Pendant ce temps le peuple, par l’accaparement des grains,
l’abolition du maximum, la chute des assignats, la prospérité des
filous, la rentrée des girondins, des fédéralistes et des
émigrés ; par la condamnation des patriotes, rendus
responsables de l’exécution des ordres du Comité de salut
public ; par l’envahissement des capucins, des moines, qui
réclamaient leurs chapelles, et des curés qui redemandaient leurs
églises ; la fermeture de tous les clubs, après celui des
Jacobins de Paris, enfin par le triomphe de la mauvaise race, – qui
se remettait à crier, à clabauder, à menacer, – et mille autres
choses pareilles, le peuple était si misérable, que les gens
mouraient de faim comme des animaux. Et là-dessus l’hiver
arriva ! Moi je n’ai jamais pu comprendre comment cette famine
d’hiver fut si grande, car en traversant la France, dix mois avant,
j’avais vu que tout se présentait bien ; les récoltes, les
moissons de toute sorte n’avaient pas manqué ; peut-être les
avait-on mangées à mesure, comme il arrive lorsqu’on a longtemps
souffert et qu’on ne peut plus attendre, c’est possible !

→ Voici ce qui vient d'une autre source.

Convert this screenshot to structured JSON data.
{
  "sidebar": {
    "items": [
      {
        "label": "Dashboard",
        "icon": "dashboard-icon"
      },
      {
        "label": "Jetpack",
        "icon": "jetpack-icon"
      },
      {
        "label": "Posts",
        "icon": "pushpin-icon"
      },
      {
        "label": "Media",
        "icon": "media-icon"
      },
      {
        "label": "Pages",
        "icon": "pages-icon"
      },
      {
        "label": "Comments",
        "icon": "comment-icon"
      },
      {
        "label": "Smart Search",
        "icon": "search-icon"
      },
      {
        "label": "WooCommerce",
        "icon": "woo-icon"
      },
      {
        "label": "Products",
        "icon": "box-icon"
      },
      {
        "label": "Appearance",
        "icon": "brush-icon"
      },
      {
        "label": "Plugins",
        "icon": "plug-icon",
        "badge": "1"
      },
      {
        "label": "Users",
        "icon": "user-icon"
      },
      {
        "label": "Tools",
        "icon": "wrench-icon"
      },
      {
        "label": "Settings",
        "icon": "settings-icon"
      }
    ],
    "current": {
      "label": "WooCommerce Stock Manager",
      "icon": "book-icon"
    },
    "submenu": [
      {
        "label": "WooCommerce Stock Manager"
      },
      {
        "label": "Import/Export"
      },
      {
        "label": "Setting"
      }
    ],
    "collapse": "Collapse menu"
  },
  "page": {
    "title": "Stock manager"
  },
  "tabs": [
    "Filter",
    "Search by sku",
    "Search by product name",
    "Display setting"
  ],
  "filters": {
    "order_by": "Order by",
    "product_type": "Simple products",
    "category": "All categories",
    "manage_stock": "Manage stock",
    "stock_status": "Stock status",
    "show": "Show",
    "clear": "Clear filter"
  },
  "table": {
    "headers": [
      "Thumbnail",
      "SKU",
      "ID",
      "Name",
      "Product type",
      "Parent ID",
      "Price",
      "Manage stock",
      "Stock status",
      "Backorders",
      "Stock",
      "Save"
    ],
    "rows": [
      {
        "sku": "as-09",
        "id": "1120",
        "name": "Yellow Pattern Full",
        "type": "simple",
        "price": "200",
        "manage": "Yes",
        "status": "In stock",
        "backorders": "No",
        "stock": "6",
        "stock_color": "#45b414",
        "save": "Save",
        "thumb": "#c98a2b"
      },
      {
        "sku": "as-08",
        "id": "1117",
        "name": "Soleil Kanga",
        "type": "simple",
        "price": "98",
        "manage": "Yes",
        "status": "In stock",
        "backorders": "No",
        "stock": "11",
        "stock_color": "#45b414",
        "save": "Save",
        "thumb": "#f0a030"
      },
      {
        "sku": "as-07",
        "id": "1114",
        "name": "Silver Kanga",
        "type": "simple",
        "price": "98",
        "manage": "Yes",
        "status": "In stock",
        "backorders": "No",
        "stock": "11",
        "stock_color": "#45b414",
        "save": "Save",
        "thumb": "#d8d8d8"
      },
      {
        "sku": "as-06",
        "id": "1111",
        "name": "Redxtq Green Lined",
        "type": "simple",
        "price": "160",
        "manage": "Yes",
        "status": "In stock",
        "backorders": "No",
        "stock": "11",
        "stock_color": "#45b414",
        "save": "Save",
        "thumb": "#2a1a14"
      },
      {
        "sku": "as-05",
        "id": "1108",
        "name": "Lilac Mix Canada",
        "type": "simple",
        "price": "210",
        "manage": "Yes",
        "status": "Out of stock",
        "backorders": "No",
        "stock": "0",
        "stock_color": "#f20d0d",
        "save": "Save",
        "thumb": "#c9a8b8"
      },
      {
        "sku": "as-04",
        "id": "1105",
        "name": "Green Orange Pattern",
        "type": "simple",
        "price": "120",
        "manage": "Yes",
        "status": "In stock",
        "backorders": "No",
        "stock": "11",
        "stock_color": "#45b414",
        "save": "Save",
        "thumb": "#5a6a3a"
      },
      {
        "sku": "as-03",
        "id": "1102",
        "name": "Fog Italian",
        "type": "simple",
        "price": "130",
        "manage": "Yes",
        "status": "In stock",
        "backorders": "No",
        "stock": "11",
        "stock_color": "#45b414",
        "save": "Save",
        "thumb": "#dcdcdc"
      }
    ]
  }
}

D’autres disent que le bouleversement des lois et l’abolition du
maximum en furent principalement cause ; que c’était arrangé
d’avance entre les royalistes et les thermidoriens, pour soulever
le peuple contre la république et le forcer à redemander des rois,
des princes, des ducs, qui font la pluie et le beau temps, avec le
secours des évêques et la grâce de Dieu, comme chacun sait.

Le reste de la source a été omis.